The word “depression” indicates a downturn, and can refer to psychological or economic dimensions. In the Dardenne Brothers’ Two Days, One Night Marion Cotillard poignantly portrays Sandra, a Belgian proletarian who is fighting both. After recovering from an illness Sandra returns to her workplace, a small plant manufacturing solar panels. However, her absence suggests to the firm’s cost cutting owners and management that they can maximize profit by reducing the workforce, and give the employees a false choice: They can vote to retain Sandra or to eliminate her job and each receive a bonus.
Sandra is faced with this conundrum and as the film’s title signals, she has a short time to lobby her colleagues to reverse their earlier decision in favor of terminating her. Unemployment, of course, would have a devastating effect on the family of this young mother and wife, and she frantically sets out to sway her co-workers to support her during an upcoming re-vote and save her job.

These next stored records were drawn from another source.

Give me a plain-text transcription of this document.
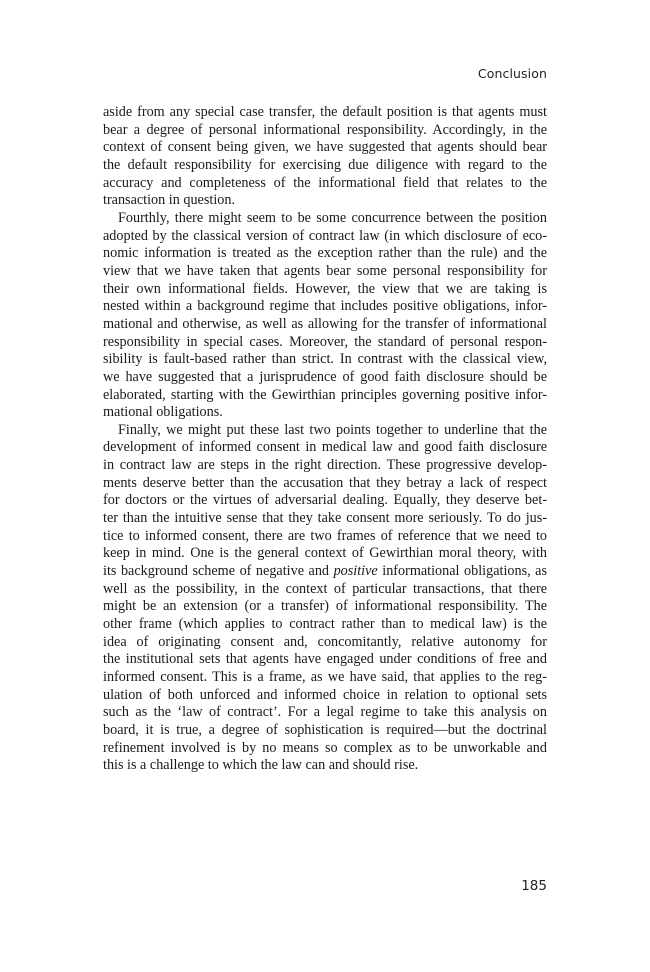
Conclusion

aside from any special case transfer, the default position is that agents must
bear a degree of personal informational responsibility. Accordingly, in the
context of consent being given, we have suggested that agents should bear
the default responsibility for exercising due diligence with regard to the
accuracy and completeness of the informational field that relates to the
transaction in question.

Fourthly, there might seem to be some concurrence between the position
adopted by the classical version of contract law (in which disclosure of eco-
nomic information is treated as the exception rather than the rule) and the
view that we have taken that agents bear some personal responsibility for
their own informational fields. However, the view that we are taking is
nested within a background regime that includes positive obligations, infor-
mational and otherwise, as well as allowing for the transfer of informational
responsibility in special cases. Moreover, the standard of personal respon-
sibility is fault-based rather than strict. In contrast with the classical view,
we have suggested that a jurisprudence of good faith disclosure should be
elaborated, starting with the Gewirthian principles governing positive infor-
mational obligations.

Finally, we might put these last two points together to underline that the
development of informed consent in medical law and good faith disclosure
in contract law are steps in the right direction. These progressive develop-
ments deserve better than the accusation that they betray a lack of respect
for doctors or the virtues of adversarial dealing. Equally, they deserve bet-
ter than the intuitive sense that they take consent more seriously. To do jus-
tice to informed consent, there are two frames of reference that we need to
keep in mind. One is the general context of Gewirthian moral theory, with
its background scheme of negative and positive informational obligations, as
well as the possibility, in the context of particular transactions, that there
might be an extension (or a transfer) of informational responsibility. The
other frame (which applies to contract rather than to medical law) is the
idea of originating consent and, concomitantly, relative autonomy for
the institutional sets that agents have engaged under conditions of free and
informed consent. This is a frame, as we have said, that applies to the reg-
ulation of both unforced and informed choice in relation to optional sets
such as the ‘law of contract’. For a legal regime to take this analysis on
board, it is true, a degree of sophistication is required—but the doctrinal
refinement involved is by no means so complex as to be unworkable and
this is a challenge to which the law can and should rise.

185
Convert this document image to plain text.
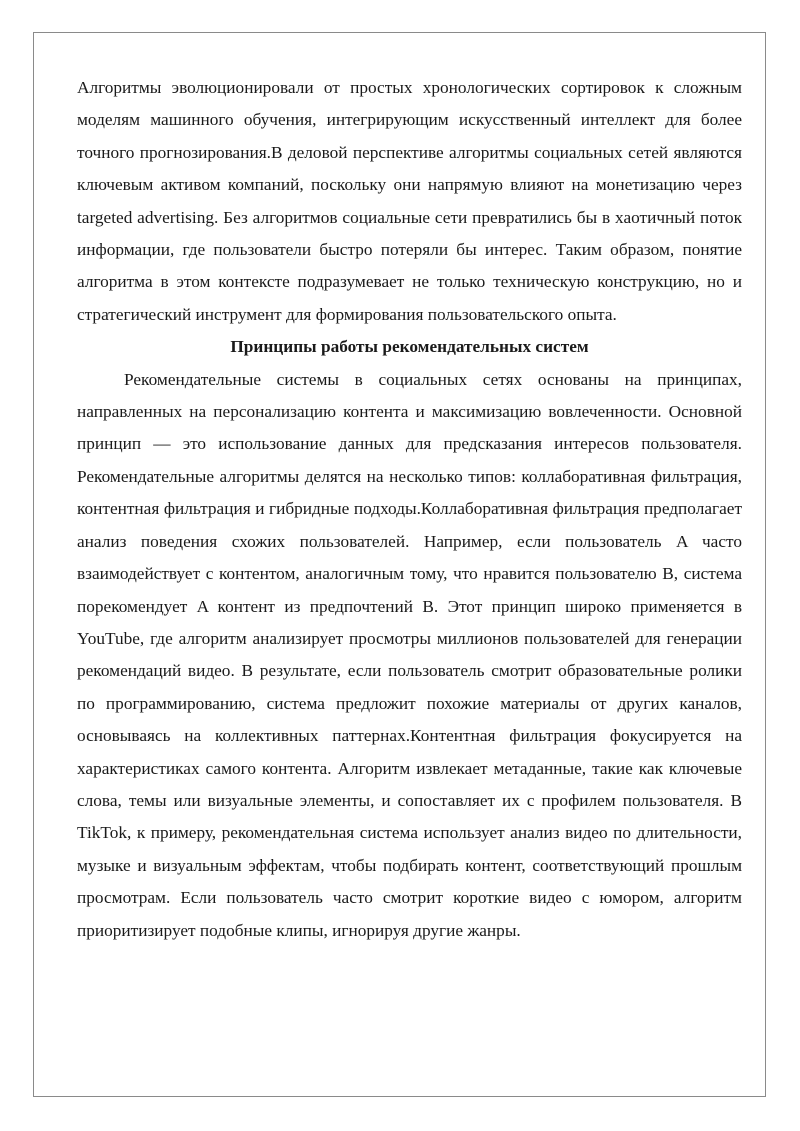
Алгоритмы эволюционировали от простых хронологических сортировок к сложным моделям машинного обучения, интегрирующим искусственный интеллект для более точного прогнозирования.В деловой перспективе алгоритмы социальных сетей являются ключевым активом компаний, поскольку они напрямую влияют на монетизацию через targeted advertising. Без алгоритмов социальные сети превратились бы в хаотичный поток информации, где пользователи быстро потеряли бы интерес. Таким образом, понятие алгоритма в этом контексте подразумевает не только техническую конструкцию, но и стратегический инструмент для формирования пользовательского опыта.

Принципы работы рекомендательных систем

Рекомендательные системы в социальных сетях основаны на принципах, направленных на персонализацию контента и максимизацию вовлеченности. Основной принцип — это использование данных для предсказания интересов пользователя. Рекомендательные алгоритмы делятся на несколько типов: коллаборативная фильтрация, контентная фильтрация и гибридные подходы.Коллаборативная фильтрация предполагает анализ поведения схожих пользователей. Например, если пользователь A часто взаимодействует с контентом, аналогичным тому, что нравится пользователю B, система порекомендует A контент из предпочтений B. Этот принцип широко применяется в YouTube, где алгоритм анализирует просмотры миллионов пользователей для генерации рекомендаций видео. В результате, если пользователь смотрит образовательные ролики по программированию, система предложит похожие материалы от других каналов, основываясь на коллективных паттернах.Контентная фильтрация фокусируется на характеристиках самого контента. Алгоритм извлекает метаданные, такие как ключевые слова, темы или визуальные элементы, и сопоставляет их с профилем пользователя. В TikTok, к примеру, рекомендательная система использует анализ видео по длительности, музыке и визуальным эффектам, чтобы подбирать контент, соответствующий прошлым просмотрам. Если пользователь часто смотрит короткие видео с юмором, алгоритм приоритизирует подобные клипы, игнорируя другие жанры.
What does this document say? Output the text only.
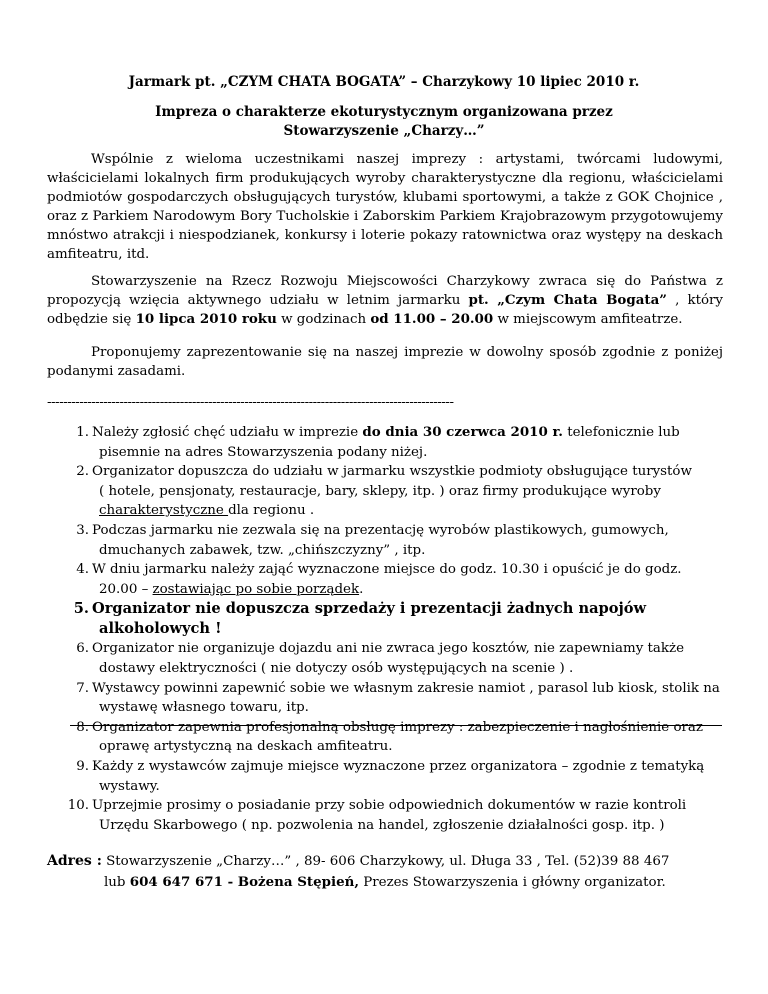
Jarmark pt. „CZYM CHATA BOGATA” – Charzykowy 10 lipiec 2010 r.
Impreza o charakterze ekoturystycznym organizowana przez
Stowarzyszenie „Charzy…”
Wspólnie z wieloma uczestnikami naszej imprezy : artystami, twórcami ludowymi, właścicielami lokalnych firm produkujących wyroby charakterystyczne dla regionu, właścicielami podmiotów gospodarczych obsługujących turystów, klubami sportowymi, a także z GOK Chojnice , oraz z Parkiem Narodowym Bory Tucholskie i Zaborskim Parkiem Krajobrazowym przygotowujemy mnóstwo atrakcji i niespodzianek, konkursy i loterie pokazy ratownictwa oraz występy na deskach amfiteatru, itd.
Stowarzyszenie na Rzecz Rozwoju Miejscowości Charzykowy zwraca się do Państwa z propozycją wzięcia aktywnego udziału w letnim jarmarku pt. „Czym Chata Bogata” , który odbędzie się 10 lipca 2010 roku w godzinach od 11.00 – 20.00 w miejscowym amfiteatrze.
Proponujemy zaprezentowanie się na naszej imprezie w dowolny sposób zgodnie z poniżej podanymi zasadami.
-----------------------------------------------------------------------------------------------------
1. Należy zgłosić chęć udziału w imprezie do dnia 30 czerwca 2010 r. telefonicznie lub
pisemnie na adres Stowarzyszenia podany niżej.
2. Organizator dopuszcza do udziału w jarmarku wszystkie podmioty obsługujące turystów
( hotele, pensjonaty, restauracje, bary, sklepy, itp. ) oraz firmy produkujące wyroby
charakterystyczne dla regionu .
3. Podczas jarmarku nie zezwala się na prezentację wyrobów plastikowych, gumowych,
dmuchanych zabawek, tzw. „chińszczyzny” , itp.
4. W dniu jarmarku należy zająć wyznaczone miejsce do godz. 10.30 i opuścić je do godz.
20.00 – zostawiając po sobie porządek.
5. Organizator nie dopuszcza sprzedaży i prezentacji żadnych napojów
alkoholowych !
6. Organizator nie organizuje dojazdu ani nie zwraca jego kosztów, nie zapewniamy także
dostawy elektryczności ( nie dotyczy osób występujących na scenie ) .
7. Wystawcy powinni zapewnić sobie we własnym zakresie namiot , parasol lub kiosk, stolik na
wystawę własnego towaru, itp.
8. Organizator zapewnia profesjonalną obsługę imprezy : zabezpieczenie i nagłośnienie oraz
oprawę artystyczną na deskach amfiteatru.
9. Każdy z wystawców zajmuje miejsce wyznaczone przez organizatora – zgodnie z tematyką
wystawy.
10. Uprzejmie prosimy o posiadanie przy sobie odpowiednich dokumentów w razie kontroli
Urzędu Skarbowego ( np. pozwolenia na handel, zgłoszenie działalności gosp. itp. )
Adres : Stowarzyszenie „Charzy…” , 89- 606 Charzykowy, ul. Długa 33 , Tel. (52)39 88 467
lub 604 647 671 - Bożena Stępień, Prezes Stowarzyszenia i główny organizator.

Jean-Pierre and Luc Dardenne’s Two Days, One Night is Belgium’s Official Submission for Best Foreign Language Film at the 87th Academy Awards and winner/nominee of/for 52 awards. Cotillard, who previously struck Oscar gold as chanteuse Edith Piaf in 2007’s La Vie en Rose — one of the rare times a foreign thespian has scored a Best Acting Academy Award in a non-English speaking role — is being widely touted for another Oscar nom. (We’ll find out Jan. 15 when the Academy announces its nominations, film fans!)
Two Days, One Night is made in a Neo-Realist style, which betrays the Dardennes’ documentary background (unlike most movies it was shot in chronological order). Further enhancing its dramatic impact is that their film is also a microcosm of and parable about the state of the working class and the workers’ movement in contemporary West. As the desperate Sandra appeals to and tries to rally her comrades against their bosses’ ploy, the theme of solidarity is explored against the subtext and backdrop of a ultra-competitive, cutthroat capitalism, where it’s every man (and woman!) for himself/herself, in an age of downsizing and outsourcing that has wreaked havoc upon the proletariat, concurrent with the shrinking of unionization and of socialist, pro-worker parties, policies and politics.
In this context it’s not remarkable that people will sellout — but what’s astonishing is how little they will betray each other for, such as the pittance of a bonus the bosses offer their workers at Sandra’s expense. Scraps from the capitalists’ table which some of Sandra’s salivating associates are eager to chomp on in our not-so-brave dog-eat-dog world. At least Sandra’s husband Manu (Belgian actor Fabrizio Rongione, who has appeared in other Dardenne films) and children remain steadfast.
In lots of Hollywood mass entertainment spectacles about zombies, vampires, alien invasion, superheroes, mindless violence and action fill the screen. But there’s more drama and reality in the central storyline of Two Days, One Night: Will Sandra be able to keep her job? Like Antonio in Vittorio De Sica’s 1948 classic The Bicycle Thief, the importance of employment for ordinary people is at the heart of the drama.
What may be Two Days, One Night’s most profound insight is how the attitudes of Sandra’s co-workers and how they treat her affect her mood, temperament, self-esteem. The film subtly reveals what could be called a psychology of solidarity — or what happens in its absence. The Dardennes show how the simple act of sticking together — or not – impacts human consciousness (and unconsciousness).
Cotillard is one of those rare actresses who is at home in foreign films and indies as she is in Tinseltown blockbusters. American popcorn munchers will recognize Cotillard from her appearances on the big screen at multiplexes in crowd pleasers such as Anchorman 2: The Legend Continues, The Dark Knight Rises, as well as Woody Allen’s Midnight in Paris. Look for her later this year as Lady Macbeth in a film version of the Bard’s “Scottish play.” Cotillard delivers a tour de force performance as the simple factory worker Sandra. It ranks along her best roles, as Edith Piaf and Stephanie, the disabled whale trainer who rediscovers sex in 2012’s harrowing Rust and Bone (released prior to the hard hitting Blackfish doc about killer whales in captivity at nautical theme parks).
According to press notes, the Dardennes are “[k]nown for their starkly realistic approach to working-class themes and characters with a heavy dose of social consciousness.” In terms of recent cinema, these co-auteurs are Continental counterparts to Britain’s Ken Loach and Mike Leigh. With Two Days, One Night and its stellar lead actor, these co-writers/co-directors have captured a moment in time, when the beleaguered proletariat is in retreat, and in dire need of workers of the world uniting.